Esperança Maria Eduardo da Costa Vice-Presidente quando o saber é neutralizado pelo poder

Esperança Maria Eduardo da Costa Vice-Presidente quando o saber é neutralizado pelo poder
Esperança Maria Eduardo da Costa Vice-Presidente quando o saber é neutralizado pelo poder
Vice-Presidência em silêncio: quando o saber é neutralizado pelo poder

Angola tem uma Vice-Presidente com um currículo que qualquer país em desenvolvimento desejaria ter. Doutorada. Investigadora. Especialista em ambiente, biodiversidade, pescas e ciência.

Mas governa como se nada disso existisse.

Um cargo alto. Um impacto baixo.

Desde a sua eleição em 2022, Esperança Maria Eduardo da Costa ocupa o segundo cargo mais importante do Estado angolano.

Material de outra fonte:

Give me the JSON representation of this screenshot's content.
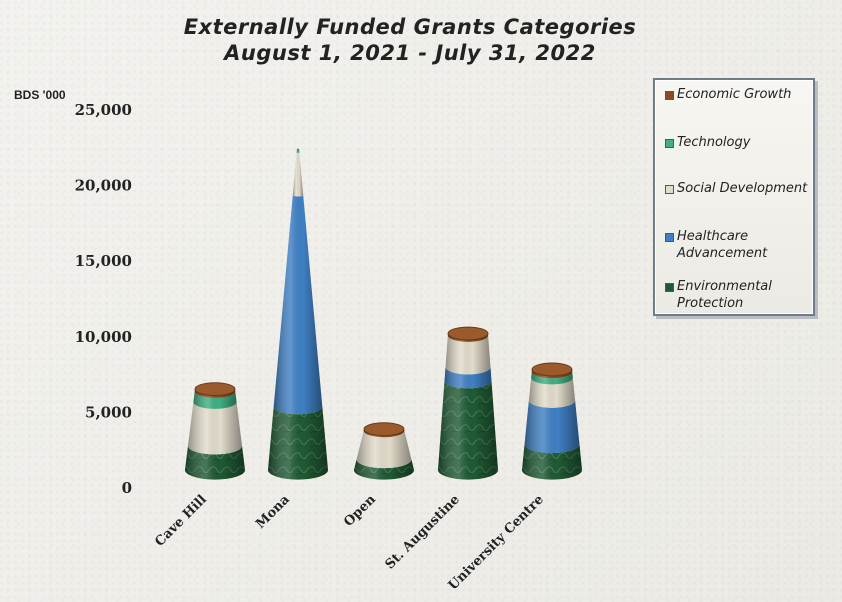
{
  "title_line1": "Externally Funded Grants Categories",
  "title_line2": "August 1, 2021 - July 31, 2022",
  "unit": "BDS '000",
  "chart_data": {
    "type": "bar",
    "stacked": true,
    "categories": [
      "Cave Hill",
      "Mona",
      "Open",
      "St. Augustine",
      "University Centre"
    ],
    "series": [
      {
        "name": "Environmental Protection",
        "color": "#1f5a34",
        "values": [
          1600,
          4200,
          700,
          5900,
          1700
        ]
      },
      {
        "name": "Healthcare Advancement",
        "color": "#3f80c4",
        "values": [
          0,
          14000,
          0,
          900,
          2900
        ]
      },
      {
        "name": "Social Development",
        "color": "#e2dccb",
        "values": [
          2900,
          2800,
          1900,
          2100,
          1500
        ]
      },
      {
        "name": "Technology",
        "color": "#3fb083",
        "values": [
          700,
          200,
          0,
          0,
          400
        ]
      },
      {
        "name": "Economic Growth",
        "color": "#8a4b22",
        "values": [
          150,
          60,
          100,
          130,
          150
        ]
      }
    ],
    "yticks": [
      "0",
      "5,000",
      "10,000",
      "15,000",
      "20,000",
      "25,000"
    ],
    "ylim": [
      0,
      25000
    ],
    "legend_position": "top-right",
    "grid": false
  }
}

O problema não é o currículo. O problema é a irrelevância política prática do cargo que exerce.

Angola não sente a Vice-Presidência. Não vê. Não ouve. Não colhe resultados.

Conhecimento que não governa

Num país marcado pela crise ambiental, insegurança alimentar, colapso das pescas artesanais e ausência de ciência aplicada ao desenvolvimento, seria lógico esperar liderança técnica firme.

Não aconteceu.

O saber ficou nos diplomas. O poder ficou noutro lugar.

Vice-Presidente ou peça decorativa?

A questão já não é académica. É política.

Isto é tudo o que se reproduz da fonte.